X-ray Polarimetry in the Low Statistics Regime using the Bayesian Approach Reveals Polarization Angle Variations
Hong Li, Qing-Chang Zhao, Hua Feng, Lian Tao, Sergey S. Tsygankov
TL;DR
X-ray PA variations in accreting compact objects can be robustly constrained even in the low-count regime by a Bayesian framework that treats the measured azimuthal distribution with a sinusoidal likelihood and non-informative priors. By reparameterizing with $\mathcal{P}=p/\mathrm{MDP}$, the PA posterior $\rho(\Psi_0|p_m)$ remains informative even when $p_m/\mathrm{MDP}$ is small, enabling time-resolved inferences without Gaussian assumptions. Applying this method to IXPE observations of GX 13+1, XTE J1701-462, and Sco X-1 reveals PA often swinging between two discrete angles rather than following a simple linear rotation, with some cases showing PA correlated with flux and hence changes in the Comptonization geometry or optical depth.
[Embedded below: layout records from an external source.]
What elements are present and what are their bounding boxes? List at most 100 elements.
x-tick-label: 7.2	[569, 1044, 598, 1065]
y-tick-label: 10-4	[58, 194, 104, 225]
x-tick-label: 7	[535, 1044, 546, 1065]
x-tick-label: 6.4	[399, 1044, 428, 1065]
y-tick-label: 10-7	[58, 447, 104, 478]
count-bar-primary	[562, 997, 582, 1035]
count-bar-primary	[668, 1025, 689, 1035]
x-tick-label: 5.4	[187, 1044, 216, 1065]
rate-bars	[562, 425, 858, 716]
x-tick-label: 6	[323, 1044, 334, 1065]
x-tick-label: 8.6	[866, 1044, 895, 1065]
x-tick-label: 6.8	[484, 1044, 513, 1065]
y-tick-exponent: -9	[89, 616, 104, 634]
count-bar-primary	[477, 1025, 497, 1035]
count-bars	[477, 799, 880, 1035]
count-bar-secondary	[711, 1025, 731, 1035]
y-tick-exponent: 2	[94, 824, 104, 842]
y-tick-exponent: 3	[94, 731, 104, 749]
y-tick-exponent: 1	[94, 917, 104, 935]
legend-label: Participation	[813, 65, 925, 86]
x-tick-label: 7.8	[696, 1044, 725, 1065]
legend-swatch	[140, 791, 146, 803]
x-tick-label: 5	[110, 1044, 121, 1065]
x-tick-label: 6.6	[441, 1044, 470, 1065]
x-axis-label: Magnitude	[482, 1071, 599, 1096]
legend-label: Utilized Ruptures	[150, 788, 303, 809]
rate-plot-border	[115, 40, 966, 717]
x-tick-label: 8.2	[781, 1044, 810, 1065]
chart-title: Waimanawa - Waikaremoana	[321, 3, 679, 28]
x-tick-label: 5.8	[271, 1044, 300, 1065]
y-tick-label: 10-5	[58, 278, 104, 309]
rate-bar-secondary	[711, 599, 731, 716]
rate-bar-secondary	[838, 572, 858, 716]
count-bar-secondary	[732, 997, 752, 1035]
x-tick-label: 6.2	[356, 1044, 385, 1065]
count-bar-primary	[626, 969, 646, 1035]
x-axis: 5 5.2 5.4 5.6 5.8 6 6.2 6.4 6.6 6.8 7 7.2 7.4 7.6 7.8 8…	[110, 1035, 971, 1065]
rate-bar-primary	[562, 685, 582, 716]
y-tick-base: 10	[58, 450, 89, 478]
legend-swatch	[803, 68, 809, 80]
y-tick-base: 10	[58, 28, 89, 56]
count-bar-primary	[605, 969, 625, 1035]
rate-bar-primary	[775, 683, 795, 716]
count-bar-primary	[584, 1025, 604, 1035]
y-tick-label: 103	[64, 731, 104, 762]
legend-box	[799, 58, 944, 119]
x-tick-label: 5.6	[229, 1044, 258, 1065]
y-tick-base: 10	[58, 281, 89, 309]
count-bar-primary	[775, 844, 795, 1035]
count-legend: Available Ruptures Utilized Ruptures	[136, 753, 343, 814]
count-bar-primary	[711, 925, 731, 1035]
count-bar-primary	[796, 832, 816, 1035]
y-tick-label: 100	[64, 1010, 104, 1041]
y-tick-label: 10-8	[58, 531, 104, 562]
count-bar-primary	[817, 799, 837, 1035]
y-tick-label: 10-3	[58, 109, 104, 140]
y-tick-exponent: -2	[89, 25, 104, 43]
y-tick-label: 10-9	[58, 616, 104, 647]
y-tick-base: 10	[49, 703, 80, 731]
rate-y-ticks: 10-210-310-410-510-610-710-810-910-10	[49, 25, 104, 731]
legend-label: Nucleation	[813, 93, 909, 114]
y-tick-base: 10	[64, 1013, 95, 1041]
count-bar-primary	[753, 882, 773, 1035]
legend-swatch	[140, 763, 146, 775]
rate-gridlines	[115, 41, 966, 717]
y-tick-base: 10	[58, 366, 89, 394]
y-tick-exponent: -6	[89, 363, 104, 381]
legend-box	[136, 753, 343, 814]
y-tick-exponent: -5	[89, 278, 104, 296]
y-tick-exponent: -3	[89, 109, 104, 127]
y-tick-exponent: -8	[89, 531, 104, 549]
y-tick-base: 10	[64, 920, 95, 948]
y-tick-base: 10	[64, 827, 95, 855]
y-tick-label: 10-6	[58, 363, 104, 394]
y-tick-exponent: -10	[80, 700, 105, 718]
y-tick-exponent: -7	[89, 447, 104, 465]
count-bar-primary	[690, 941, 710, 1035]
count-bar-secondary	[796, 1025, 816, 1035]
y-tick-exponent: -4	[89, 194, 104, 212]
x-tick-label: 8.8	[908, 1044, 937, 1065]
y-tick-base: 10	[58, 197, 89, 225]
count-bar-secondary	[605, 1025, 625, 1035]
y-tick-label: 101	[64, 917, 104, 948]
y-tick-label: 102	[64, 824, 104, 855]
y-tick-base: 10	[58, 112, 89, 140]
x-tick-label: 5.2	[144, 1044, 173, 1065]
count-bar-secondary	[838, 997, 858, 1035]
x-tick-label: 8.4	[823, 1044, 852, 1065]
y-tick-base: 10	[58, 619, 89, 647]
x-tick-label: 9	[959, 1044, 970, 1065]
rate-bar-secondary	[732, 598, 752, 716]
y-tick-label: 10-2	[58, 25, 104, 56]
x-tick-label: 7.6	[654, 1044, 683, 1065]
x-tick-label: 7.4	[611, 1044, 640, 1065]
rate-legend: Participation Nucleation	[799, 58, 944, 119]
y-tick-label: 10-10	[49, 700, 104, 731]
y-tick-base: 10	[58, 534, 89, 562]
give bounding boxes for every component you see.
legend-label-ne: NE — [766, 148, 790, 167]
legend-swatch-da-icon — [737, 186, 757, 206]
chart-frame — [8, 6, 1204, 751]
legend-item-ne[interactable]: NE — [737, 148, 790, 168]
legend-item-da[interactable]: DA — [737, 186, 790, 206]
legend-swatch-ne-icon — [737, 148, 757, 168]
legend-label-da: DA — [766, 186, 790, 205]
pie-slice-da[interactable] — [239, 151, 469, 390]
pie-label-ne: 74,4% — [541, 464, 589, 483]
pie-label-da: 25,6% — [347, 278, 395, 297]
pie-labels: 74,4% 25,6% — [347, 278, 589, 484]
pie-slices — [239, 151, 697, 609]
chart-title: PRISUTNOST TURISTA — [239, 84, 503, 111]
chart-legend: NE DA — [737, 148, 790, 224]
These results demonstrate the practical potential of low-count Bayesian polarimetry to probe fast accretion-driven geometry changes and motivate joint spectral-polarimetric analyses and higher-time-resolution follow-ups.
Abstract
X-ray polarimetry of accreting compact objects has revealed fast time variations in the polarization angle (PA), suggesting that the geometry and/or optical depth of the Comptonization region is changing rapidly. This prompts investigations into how fast such variability can be. Conventionally, the data are often binned to examine the time variability such that the measurement in each bin is above the minimum detectable polarization (MDP). Here we demonstrate that this is unnecessary, and even below the MDP, one can infer the posterior distribution of PA reliably using the Bayesian approach and still be able to place useful constraints on the physics in many cases, due to small relative uncertainties on PA (e.g., $Δ$PA $\approx$ 10--30$^\circ$ compared with a dynamical range of 180$^\circ$). With this approach, we discovered that the PA variation in one of the Imaging X-ray Polarimetry Explorer (IXPE) observations of GX 13+1 is not following a linear rotation mode as suggested previously. Instead, the PA swings between two discrete angles, suggesting that there are two emitting components, e.g., the boundary layer and the spreading layer, competing with each other. In XTE J1701-462, we confirmed previous results for a variable PA in the normal branch, and furthermore, revealed that the variation timescale could be as short as 1.5 hours. During the IXPE observation of Sco X-1, a hint is found for the PA in the highest flux level to be different from the average but consistent with previous measurement results with PolarLight and OSO-8.